The SCA C84 is a transformerless microphone preamp based on the "Double Balanced" circuit first published in 1984 by Graham John Cohen and since used by many notable manufacturers. The C84 is superb on acoustic instruments, percussion, and any source that needs to be captured as accurately as possible. The C84 is also inexpensive and easy to build.

Features
High Gain The C84 can provide 70dB of gain, more than enough for most applications, especially with modern high-output condenser microphones.
Dual DC Servos The C84 uses two DC servo circuits. The first biases the input stage for minimum common mode offset voltage, the second minimizes differential offset voltage.
Stepped Gain Control A 12 position Grayhill switch provides accurate and repeatable gain settings in 5dB steps from 15dB to 70dB.
Gain Trim Since 5dB is often too big a gain step, the C84 also has a gain trim control, which provides up to 6dB of cut at any gain setting. This allows very fine adjustment of gain between steps.
Phase Reverse Inverts the signal phase.
Phantom Switch Slow-rise phantom power minimizes pops and thumps.
Neutrik Connectors High quality PC mount connectors eliminate cabling and ease assembly.
Transformerless DC-Coupled Signal Path With the exception of the phantom blocking capacitors, the C84 uses direct coupling throughout to minimize distortion and unwanted "coloration".
Polypropylene Coupling Capacitors Instead of an input transformer, the C84 uses a combination of high-quality polypropylene film capacitors and bipolar electrolytic caps to block +48V phantom power while maintaining flat frequency response to below 10Hz.
Discrete Z-Buffer Output Circuit Instead of an output transformer, the C84 uses a pair of discrete, high-current cross-coupled buffers to drive the output. This circuit can effortlessly drive a 600 ohm load to +32dBu.

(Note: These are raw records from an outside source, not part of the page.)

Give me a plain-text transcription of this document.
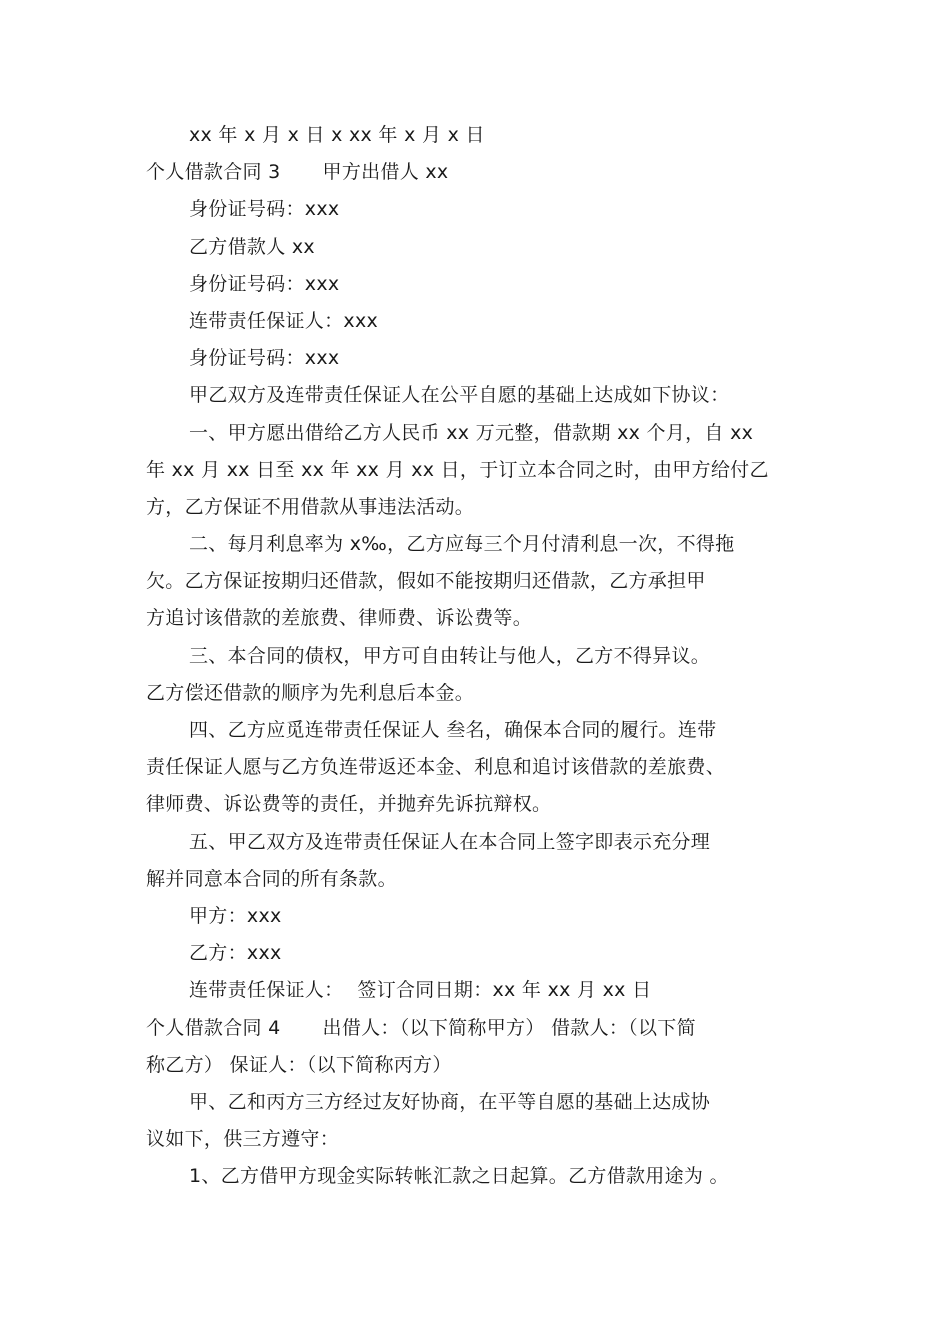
xx 年 x 月 x 日 x xx 年 x 月 x 日
个人借款合同 3 甲方出借人 xx
身份证号码：xxx
乙方借款人 xx
身份证号码：xxx
连带责任保证人：xxx
身份证号码：xxx
甲乙双方及连带责任保证人在公平自愿的基础上达成如下协议：
一、甲方愿出借给乙方人民币 xx 万元整，借款期 xx 个月，自 xx
年 xx 月 xx 日至 xx 年 xx 月 xx 日，于订立本合同之时，由甲方给付乙
方，乙方保证不用借款从事违法活动。
二、每月利息率为 x‰，乙方应每三个月付清利息一次，不得拖
欠。乙方保证按期归还借款，假如不能按期归还借款，乙方承担甲
方追讨该借款的差旅费、律师费、诉讼费等。
三、本合同的债权，甲方可自由转让与他人，乙方不得异议。
乙方偿还借款的顺序为先利息后本金。
四、乙方应觅连带责任保证人 叁名，确保本合同的履行。连带
责任保证人愿与乙方负连带返还本金、利息和追讨该借款的差旅费、
律师费、诉讼费等的责任，并抛弃先诉抗辩权。
五、甲乙双方及连带责任保证人在本合同上签字即表示充分理
解并同意本合同的所有条款。
甲方：xxx
乙方：xxx
连带责任保证人： 签订合同日期：xx 年 xx 月 xx 日
个人借款合同 4 出借人：（以下简称甲方） 借款人：（以下简
称乙方） 保证人：（以下简称丙方）
甲、乙和丙方三方经过友好协商，在平等自愿的基础上达成协
议如下，供三方遵守：
1、乙方借甲方现金实际转帐汇款之日起算。乙方借款用途为 。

Flexible Power Supply On-board voltage regulators can accommodate power supplies from +/-15VDC up to +/-35VDC, allowing the use of op-amps with +/-24VDC requirements. Potentiometers allow easy voltage adjustment, making experimenting fast and simple. Local regulation also keeps inter-channel crosstalk extremely low when multiple preamps share the same power supply.